According to the SEC’s order, from September 2018 through July 2019, Wahed Invest advertised the existence of its own proprietary funds when no such funds existed, and also promised investors that it would periodically rebalance their advisory accounts, but did not do so.

The SEC’s order further finds that when Wahed Invest ultimately launched a proprietary ETF in July 2019, it used its clients’ advisory assets to seed the ETF without prior disclosure to clients of any conflicts of interest.

The order also finds that Wahed Invest marketed itself as providing advisory services compliant with Islamic, or Shari’ah law, including marketing the importance of its income purification process on its website.

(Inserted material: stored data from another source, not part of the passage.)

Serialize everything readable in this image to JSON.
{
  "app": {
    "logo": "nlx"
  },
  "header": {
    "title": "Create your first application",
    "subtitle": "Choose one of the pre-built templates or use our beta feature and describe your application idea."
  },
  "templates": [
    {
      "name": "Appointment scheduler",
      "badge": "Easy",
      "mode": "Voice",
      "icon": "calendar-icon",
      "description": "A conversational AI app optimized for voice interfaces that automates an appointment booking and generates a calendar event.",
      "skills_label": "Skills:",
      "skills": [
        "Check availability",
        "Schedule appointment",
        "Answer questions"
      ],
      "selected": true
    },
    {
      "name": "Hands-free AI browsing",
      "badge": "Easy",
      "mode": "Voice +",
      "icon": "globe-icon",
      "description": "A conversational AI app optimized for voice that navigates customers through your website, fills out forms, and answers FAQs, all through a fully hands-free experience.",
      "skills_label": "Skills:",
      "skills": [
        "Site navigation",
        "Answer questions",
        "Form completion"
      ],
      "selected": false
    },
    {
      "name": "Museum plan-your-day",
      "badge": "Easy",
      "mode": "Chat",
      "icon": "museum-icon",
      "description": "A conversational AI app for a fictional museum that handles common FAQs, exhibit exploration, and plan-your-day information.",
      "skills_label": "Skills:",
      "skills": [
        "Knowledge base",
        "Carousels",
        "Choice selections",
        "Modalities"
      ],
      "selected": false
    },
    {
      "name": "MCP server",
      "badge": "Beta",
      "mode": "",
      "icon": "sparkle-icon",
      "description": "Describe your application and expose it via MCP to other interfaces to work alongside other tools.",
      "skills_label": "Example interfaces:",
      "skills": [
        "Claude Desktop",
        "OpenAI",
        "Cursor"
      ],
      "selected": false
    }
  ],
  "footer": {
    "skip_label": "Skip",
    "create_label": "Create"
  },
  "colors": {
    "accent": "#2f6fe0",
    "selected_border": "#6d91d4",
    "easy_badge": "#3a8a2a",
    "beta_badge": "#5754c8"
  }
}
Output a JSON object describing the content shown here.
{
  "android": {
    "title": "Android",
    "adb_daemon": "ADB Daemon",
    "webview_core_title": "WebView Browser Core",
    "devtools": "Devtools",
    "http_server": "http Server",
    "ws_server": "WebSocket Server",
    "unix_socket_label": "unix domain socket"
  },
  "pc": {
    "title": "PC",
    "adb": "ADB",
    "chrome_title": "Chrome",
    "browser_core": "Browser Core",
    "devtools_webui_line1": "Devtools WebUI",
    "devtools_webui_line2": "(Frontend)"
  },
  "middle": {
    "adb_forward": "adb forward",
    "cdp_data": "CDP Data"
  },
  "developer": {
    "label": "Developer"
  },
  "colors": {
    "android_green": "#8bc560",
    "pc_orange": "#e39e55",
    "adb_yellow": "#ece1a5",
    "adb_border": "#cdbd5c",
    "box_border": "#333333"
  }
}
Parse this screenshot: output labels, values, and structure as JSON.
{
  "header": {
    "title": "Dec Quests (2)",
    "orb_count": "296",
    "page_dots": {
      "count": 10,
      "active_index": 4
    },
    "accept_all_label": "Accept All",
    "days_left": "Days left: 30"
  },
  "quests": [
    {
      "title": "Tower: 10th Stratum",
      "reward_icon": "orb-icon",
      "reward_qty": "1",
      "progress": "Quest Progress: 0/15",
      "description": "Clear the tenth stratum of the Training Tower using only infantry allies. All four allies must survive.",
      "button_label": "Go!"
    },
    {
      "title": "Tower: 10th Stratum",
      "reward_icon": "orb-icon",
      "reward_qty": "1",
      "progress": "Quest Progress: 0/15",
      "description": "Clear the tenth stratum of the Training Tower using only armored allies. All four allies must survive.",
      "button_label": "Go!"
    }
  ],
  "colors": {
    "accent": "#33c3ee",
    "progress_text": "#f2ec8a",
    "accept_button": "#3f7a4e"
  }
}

Despite these representations, the order finds that Wahed Invest did not adopt and implement written policies and procedures addressing how it would assure Shari’ah compliance on an ongoing basis.

Robo-advisers, like other advisers, must ensure that their marketing materials are not misleading and that conflicts are disclosed to investors,” said Adam S. Aderton, Co-Chief of the SEC Enforcement Division’s Asset Management Unit. “Registered investment advisers like Wahed Invest must also adopt and implement written policies and procedures reasonably designed to prevent the adviser from deviating from its claimed investment process.”

Wahed Invest consented to the entry of the SEC’s order finding that the firm violated Sections 206(2) and 206(4) of the Investment Advisers Act of 1940 and Rules 206(4)-1(a) and 206(4)-7. Without admitting or denying the SEC’s findings, Wahed Invest agreed to a cease-and-desist order, to pay a $300,000 penalty, and to retain an independent compliance consultant among other undertakings.

The SEC’s investigation was conducted by David H. Tutor, with assistance from industry expert Dan Pines, and was supervised by Andrew Dean, all of the Enforcement Division’s Asset Management Unit. The examination that led to the investigation was conducted by Alessandra Hagemann, Michael Artus, Joy Best, Rachel Lavery, and Jennifer Klein of the SEC’s New York Regional Office.